Сейчас передо мной стояла более ярая националистка, нежели полуобрусевший, возомнивший себя чистокровным украинцем, ублюдок. Западная Украина не признавала власти России, после революции тем более. Но отношения ко мне, если назову хохлушкой, не выдаст. Она с развитого Запада, хоть имеет славянскую внешность. Пусть Львов с Ужгородом бедные, как Белград, Тирана, Варшава, София. Это столицы государств все равно западных. Мы с Москвой, Санкт-Петербургом, остались восточными, перемешанными с поволжскими, астраханскими, сибирскими ордами, обложившими нас со всех сторон.

– Как там в Гуцулии, чи на Волыни? – не преминул я узнать про положение дел в бывшей коммунистической империи. – Сытнее, чем в России, в нашем Ростове?

– В Гуцулии не лучше, – почти без акцента откликнулась девушка. – Товаров больше, дешевле, ассортимент в сравнение не идет. Потому что граница рядом. Многие хаты выстроили, машина едва не на каждом подворье. Как у вас. Но зажиточнее не стали.

– У вас почти во всяком дворе, у нас одна на сотню семей. Дома отгрохали те, кто смог накопить денег. Неувязочка.

– Я сказала правильно. Мы ближе к границе. Если отъехать ко Львову, к Молдавии, почти по прежнему. В Ростове граница через Азовское море с целым миром. Открыли бы портовый терминал в Таганроге, все флаги в гости к вам. На госпошлину от перекидки с перекачкой товаров русский Детройт бы возвели.

– Прямо и Детройт? – прищурился я.

– Именно. А у вас продукты дороже, чем в недородном Подмосковье. Нонсенс, – развела руками девушка. – Зерновые, скотоводство, рыба с икрой. Тяжелая с легкой промышленность. А существуете хуже, чем в Башкирии с Муртазой Рахимовым, – вот оно, русофобство, никуда не делось. – Если бы нам вместо горных склонов такие богатства, давно возвели бы украинскую Атланту с небоскребами. Вам сам Бог велел.

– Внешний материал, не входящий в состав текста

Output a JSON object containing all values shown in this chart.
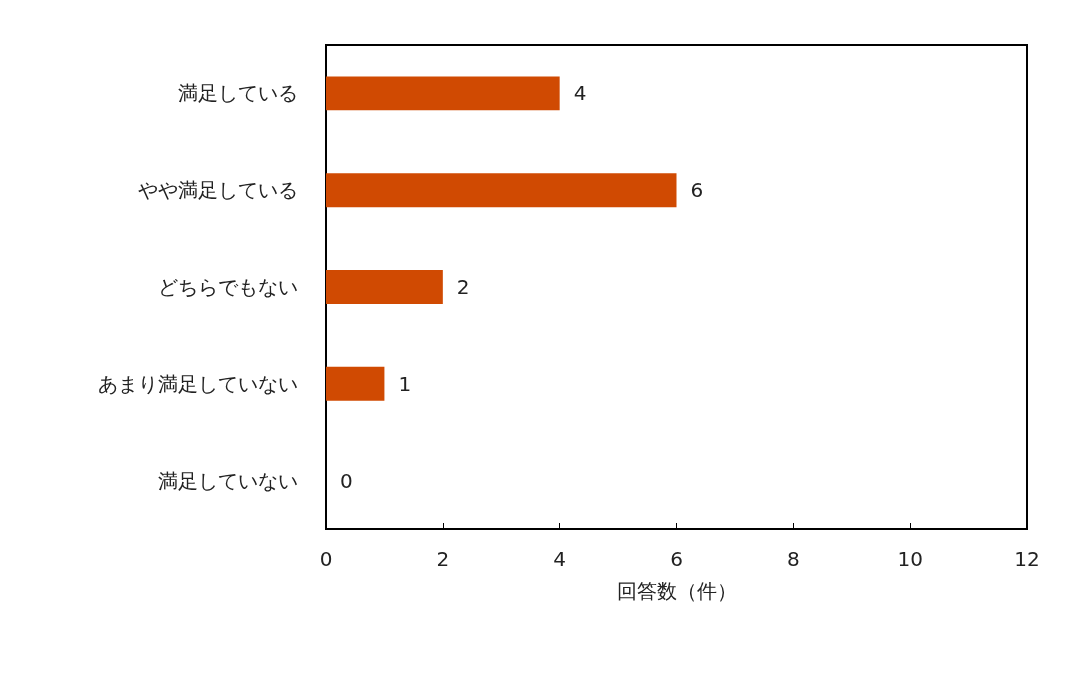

– На месте Ростова? – встрял в разговор скупщик лома Кудря. – Чуб с Поповым и Чернышевым родились в яслях, с телятами, кобылками. Загнутся, если уберут дома с трещинами от фундамента до крыши. Ландшафт станет не родной.

– Непривычный будет, – съехидничал и я. – Придется во французском костюме прогуливаться по ухоженным тротуарам вдоль аккуратных зданий невиданной в России архитектуры. Могут не заметить. А так, продефилировал вдоль обшарпанных домов по асфальту с колдоебинами через шаг, холопы шапки готовы сорвать, в пояс поклониться.

– Поэтому, все зависит от масштаба мышления ваших руководителей. – засмеялась девушка. – Если задержался на деревенском уровне, ловить ростовчанам нечего, несмотря на полные закрома. Когда придут люди новой формации, донской край преобразится сразу. Не мы, на подхвате.

– Где их взять… И все-таки, неужели на Украине никаких перемен? – отдавая деньги, не смирился я с ответом девушки.

– Лома нету? – наклонился к уху Кудря.

– Давно не приносили.

– Тогда погнал к ребятам на рынок.

Пересчитав купюры, девушка подняла голову:

– Почему же. Кое-что трансформировалось в лучшую сторону. Грязи, например, стало меньше. Хамства с матом. Вытрезвители закрыли. Перечислять?

– Спасибо, верно подметили, – подтянул я сумку под локоть. – Господь нас убожеством не обделил.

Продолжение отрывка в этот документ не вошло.